During his 2022 evaluation, Bowers cited John 8:44, which he said proved Jews are the children of Satan, Rogers said. He quoted the Bible’s Book of Revelation and believed the world was approaching a fiery end. “Lucifer’s doctrine” was coming in 3½ years, Bowers told Rogers.
“Some of this thinking was difficult to follow,” he testified. “I think this shows some of his disorganized thinking.”
A person does not need to have hallucinations to be diagnosed with schizophrenia, Rogers said.
Experts testifying in the trial have been divided over whether Bowers experiences hallucinations.
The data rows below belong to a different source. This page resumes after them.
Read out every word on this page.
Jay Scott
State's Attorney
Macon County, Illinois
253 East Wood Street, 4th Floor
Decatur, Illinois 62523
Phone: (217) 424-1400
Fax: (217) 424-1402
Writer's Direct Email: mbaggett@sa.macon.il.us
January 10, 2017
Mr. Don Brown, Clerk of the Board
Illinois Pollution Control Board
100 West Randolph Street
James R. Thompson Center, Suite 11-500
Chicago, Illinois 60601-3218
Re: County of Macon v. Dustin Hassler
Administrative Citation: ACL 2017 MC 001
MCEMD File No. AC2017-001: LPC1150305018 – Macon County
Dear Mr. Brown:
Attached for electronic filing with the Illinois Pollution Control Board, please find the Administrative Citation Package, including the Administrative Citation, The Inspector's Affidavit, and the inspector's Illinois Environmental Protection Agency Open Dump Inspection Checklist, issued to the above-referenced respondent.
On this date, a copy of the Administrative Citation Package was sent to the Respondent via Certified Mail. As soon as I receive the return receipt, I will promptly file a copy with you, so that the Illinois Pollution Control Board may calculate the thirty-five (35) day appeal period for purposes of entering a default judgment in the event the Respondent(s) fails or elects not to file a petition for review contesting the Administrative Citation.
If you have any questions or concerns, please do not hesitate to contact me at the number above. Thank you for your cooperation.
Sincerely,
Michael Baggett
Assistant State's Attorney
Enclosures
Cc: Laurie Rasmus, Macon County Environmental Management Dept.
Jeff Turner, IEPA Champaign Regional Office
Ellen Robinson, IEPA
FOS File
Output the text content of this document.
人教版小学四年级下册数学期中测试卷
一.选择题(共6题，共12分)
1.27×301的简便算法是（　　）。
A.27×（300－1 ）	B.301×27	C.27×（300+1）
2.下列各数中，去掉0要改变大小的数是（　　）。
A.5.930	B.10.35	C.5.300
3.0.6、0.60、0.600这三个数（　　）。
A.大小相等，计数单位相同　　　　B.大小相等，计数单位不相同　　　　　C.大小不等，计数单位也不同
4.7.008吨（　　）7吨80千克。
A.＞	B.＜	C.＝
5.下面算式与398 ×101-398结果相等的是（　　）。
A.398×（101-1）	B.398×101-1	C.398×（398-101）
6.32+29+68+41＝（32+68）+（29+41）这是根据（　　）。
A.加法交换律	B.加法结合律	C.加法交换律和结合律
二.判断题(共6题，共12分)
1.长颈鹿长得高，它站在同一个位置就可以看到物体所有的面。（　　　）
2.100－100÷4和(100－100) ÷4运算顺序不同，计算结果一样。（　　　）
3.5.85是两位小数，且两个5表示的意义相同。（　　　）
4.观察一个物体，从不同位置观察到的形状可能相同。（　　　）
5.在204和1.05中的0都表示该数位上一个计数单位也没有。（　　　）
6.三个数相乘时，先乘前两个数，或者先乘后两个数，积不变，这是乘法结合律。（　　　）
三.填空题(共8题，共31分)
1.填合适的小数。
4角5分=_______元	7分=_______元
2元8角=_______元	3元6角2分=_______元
The defense displayed medical records from Children’s Hospital of Pittsburgh for Bowers when he was 5. They showed he registered a fever of 104.9 degrees and suffered from a hallucination at the time.
An earlier defense expert said that was unusual and considered it in making his schizophrenia finding.
But Rogers disagreed, calling it a “one-off medical issue.”
“Something that isolated and that long ago would have virtually no clinical significance,” Rogers said during government cross-examination.
Among the evaluations Rogers conducted on the defendant in 2022, several were designed to show if Bowers was faking his psychotic symptoms.
The tests showed he was not, he testified.
What they did show was that, in 2018, Bowers was experiencing “extreme persecutory and nihilistic delusions that the Jews are responsible for invaders entering the United States and destroying white persons,” Rogers said Thursday, his first day of testimony.
In spring 2018, he said, Bowers displayed “clearly manifested symptoms of schizophrenia.”
“This became his life,” Rogers said. “The thinking, the planning, the preparation. The act became his life.”